LaVerne Sci, a Paul Laurence Dunbar scholar, has interpreted Brown in front of community groups for more than 20 years.
“I try to capture her dedication and her commitment to her purpose, as she said it, ‘to uplift the race,’” Sci said in 2017.
Brown dedicated her early career to teaching those who had no opportunity for an education, many of them the children of freed slaves, said Sci.
“There was a whole generation of people who had not been allowed to read,” she said.
Brown returned to Wilberforce in 1893 as a professor of elocution, a public speaking art that emphasizes vocal projection, delivery and gestures.
While traveling the country thrilling attendees at lectures and recitals, Brown was known to hold audience attention with her dramatic readings and to cause “wave after wave of laughter to roll over her audience,” according to early reports.
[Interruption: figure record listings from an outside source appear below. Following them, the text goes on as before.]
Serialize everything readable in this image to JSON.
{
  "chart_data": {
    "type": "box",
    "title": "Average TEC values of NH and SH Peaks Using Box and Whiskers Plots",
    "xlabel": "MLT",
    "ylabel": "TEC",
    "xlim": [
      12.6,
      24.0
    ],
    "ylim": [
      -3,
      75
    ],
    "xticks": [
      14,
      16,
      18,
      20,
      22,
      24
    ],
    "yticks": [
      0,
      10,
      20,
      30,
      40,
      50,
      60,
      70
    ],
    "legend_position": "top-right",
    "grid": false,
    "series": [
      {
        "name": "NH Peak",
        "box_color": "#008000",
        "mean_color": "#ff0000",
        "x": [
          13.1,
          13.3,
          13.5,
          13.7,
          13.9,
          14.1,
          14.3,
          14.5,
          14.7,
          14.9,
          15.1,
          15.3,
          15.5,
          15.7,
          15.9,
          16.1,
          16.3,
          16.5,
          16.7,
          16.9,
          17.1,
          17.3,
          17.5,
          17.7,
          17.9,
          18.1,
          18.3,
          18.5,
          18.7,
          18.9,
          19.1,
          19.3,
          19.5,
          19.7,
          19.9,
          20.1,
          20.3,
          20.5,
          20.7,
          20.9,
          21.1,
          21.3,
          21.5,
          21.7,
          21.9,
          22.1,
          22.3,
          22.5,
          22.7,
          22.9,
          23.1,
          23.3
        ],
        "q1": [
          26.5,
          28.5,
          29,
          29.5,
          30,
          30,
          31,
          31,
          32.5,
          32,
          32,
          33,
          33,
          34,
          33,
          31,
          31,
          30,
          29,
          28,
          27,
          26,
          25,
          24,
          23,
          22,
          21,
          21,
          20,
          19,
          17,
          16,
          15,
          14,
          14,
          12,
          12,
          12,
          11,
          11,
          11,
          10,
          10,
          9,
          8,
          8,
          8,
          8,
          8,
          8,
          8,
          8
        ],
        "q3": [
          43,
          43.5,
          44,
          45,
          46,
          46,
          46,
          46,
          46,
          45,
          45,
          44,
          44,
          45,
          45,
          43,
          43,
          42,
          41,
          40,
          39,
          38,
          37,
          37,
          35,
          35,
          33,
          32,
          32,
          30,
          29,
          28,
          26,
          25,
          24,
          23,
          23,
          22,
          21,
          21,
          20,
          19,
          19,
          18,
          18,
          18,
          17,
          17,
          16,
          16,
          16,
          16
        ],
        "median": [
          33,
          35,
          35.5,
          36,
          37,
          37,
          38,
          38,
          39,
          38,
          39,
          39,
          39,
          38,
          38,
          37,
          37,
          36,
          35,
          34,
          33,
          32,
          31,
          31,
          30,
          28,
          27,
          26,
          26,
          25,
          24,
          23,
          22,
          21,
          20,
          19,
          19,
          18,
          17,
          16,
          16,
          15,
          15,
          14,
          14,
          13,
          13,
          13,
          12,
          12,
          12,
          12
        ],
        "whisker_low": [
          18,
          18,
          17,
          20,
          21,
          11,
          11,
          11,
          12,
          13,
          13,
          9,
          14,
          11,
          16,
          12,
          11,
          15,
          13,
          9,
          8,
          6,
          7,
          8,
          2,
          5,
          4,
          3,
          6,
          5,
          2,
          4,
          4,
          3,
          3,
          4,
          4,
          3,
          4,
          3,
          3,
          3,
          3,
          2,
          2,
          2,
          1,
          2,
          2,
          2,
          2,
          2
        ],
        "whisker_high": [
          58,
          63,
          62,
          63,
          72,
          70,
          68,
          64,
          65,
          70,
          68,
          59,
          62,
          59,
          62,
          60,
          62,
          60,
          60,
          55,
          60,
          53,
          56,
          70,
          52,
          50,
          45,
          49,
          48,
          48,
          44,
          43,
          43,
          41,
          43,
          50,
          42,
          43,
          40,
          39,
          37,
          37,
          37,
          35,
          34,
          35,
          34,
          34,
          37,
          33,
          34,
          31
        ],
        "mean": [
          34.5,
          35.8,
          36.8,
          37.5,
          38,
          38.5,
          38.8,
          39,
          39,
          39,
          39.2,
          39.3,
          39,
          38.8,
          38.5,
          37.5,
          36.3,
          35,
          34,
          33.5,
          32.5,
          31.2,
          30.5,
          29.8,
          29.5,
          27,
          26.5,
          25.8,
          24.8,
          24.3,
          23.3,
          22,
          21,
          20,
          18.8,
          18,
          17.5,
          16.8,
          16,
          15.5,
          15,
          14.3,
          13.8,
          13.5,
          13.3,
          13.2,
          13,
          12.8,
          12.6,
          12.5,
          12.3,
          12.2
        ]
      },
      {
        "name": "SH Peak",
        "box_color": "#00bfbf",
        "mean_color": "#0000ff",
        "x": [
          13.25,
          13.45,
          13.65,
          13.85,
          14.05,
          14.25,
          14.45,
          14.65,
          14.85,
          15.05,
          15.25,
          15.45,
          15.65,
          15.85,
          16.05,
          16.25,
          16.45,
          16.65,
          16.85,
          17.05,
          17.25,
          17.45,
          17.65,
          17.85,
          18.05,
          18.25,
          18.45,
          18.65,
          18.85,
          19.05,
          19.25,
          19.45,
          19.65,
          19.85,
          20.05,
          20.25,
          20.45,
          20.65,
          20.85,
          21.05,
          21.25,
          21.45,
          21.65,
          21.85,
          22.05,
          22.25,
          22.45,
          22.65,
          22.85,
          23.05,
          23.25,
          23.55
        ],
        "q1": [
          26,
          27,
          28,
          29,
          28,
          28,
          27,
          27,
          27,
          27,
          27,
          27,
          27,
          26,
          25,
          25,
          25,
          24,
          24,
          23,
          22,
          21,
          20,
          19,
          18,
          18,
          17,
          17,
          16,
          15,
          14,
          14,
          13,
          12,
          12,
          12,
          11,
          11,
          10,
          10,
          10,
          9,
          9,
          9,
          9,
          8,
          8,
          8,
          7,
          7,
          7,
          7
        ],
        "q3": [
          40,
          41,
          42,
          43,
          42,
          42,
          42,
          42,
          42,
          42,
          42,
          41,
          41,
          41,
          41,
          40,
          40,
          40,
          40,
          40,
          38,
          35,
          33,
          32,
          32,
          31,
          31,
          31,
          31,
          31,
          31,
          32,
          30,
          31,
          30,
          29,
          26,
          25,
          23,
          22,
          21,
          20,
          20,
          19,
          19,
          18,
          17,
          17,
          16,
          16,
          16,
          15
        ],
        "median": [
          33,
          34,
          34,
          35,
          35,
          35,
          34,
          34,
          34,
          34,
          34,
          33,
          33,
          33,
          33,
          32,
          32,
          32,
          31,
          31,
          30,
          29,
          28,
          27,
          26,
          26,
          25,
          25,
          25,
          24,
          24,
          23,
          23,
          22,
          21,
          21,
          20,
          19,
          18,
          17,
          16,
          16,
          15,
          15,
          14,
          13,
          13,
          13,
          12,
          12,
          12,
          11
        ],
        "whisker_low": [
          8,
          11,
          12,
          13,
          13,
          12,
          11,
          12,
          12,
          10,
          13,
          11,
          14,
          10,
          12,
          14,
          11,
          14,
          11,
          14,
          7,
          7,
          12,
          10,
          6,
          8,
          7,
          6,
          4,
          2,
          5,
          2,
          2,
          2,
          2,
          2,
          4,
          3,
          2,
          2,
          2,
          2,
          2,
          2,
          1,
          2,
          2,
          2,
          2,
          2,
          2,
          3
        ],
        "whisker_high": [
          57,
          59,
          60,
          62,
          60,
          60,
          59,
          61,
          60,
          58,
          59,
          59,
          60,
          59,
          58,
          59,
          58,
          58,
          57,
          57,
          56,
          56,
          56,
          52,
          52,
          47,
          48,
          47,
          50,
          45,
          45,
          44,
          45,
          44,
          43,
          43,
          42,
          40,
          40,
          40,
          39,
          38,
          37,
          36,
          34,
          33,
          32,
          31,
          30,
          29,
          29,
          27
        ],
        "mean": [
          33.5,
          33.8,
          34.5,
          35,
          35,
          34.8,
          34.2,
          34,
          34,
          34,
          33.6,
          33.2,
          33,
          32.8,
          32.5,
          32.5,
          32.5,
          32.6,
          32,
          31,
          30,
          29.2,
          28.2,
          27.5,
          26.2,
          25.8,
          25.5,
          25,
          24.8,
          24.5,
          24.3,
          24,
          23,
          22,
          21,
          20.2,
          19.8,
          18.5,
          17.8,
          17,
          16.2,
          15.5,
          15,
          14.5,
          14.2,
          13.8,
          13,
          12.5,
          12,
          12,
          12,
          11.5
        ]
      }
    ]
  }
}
“Miss Brown possesses a voice of wonderful magnetism and great compass,” wrote a reviewer. “At times she thrills by its intensity; at times it is mellow and soothing. She seems to have perfect control of the muscles of her throat, and can vary her voice as successfully as a mocking-bird.”
Often she would interpret the poetry of Dayton’s Dunbar, the first nationally known African-American writer.
“After Dunbar’s death, she valued his contribution in the field of literature and she wanted to keep it alive,” Sci said. “She was afraid his legacy would be undervalued and forgotten, so she started including Dunbar’s works in her performances as she traveled across the United States. Being trained in elocution, she delivered Dunbar’s works with flair and drama.”
Her voice carried her overseas for lectures in Germany, Switzerland and France. In 1899, she appeared before Queen Victoria in Great Britain.
Brown’s oratory skills were not only entertaining, but a voice for social change. She lectured about temperance and advocated for African-American civil rights and women’s suffrage, incorporating equal access to education and political access for all in her oration.
She helped found the Colored Women’s League in Washington, D.C., which became the National Association of Colored Women and adopted the motto, “Lifting as We Climb.” The organization saw its women’s movement as an opportunity to make life better for women, children and men.
Brown wrote numerous books, including “Homespun Heroines and other Women of Distinction,” which chronicled the lives of 60 black women. In the introduction to the 1926 book, Brown wrote that it was published “as a token of regard to the history-making women of our race” and to secure their history for future generations.
Sci said carrying on that legacy was her motivation for portraying Brown.
“History, largely, has not remembered her,” Sci said. “So much African-American history has been omitted that I am afraid it will be forgotten. Ordinary people have done extraordinary things, and in particular Hallie Quinn Brown was one such person.”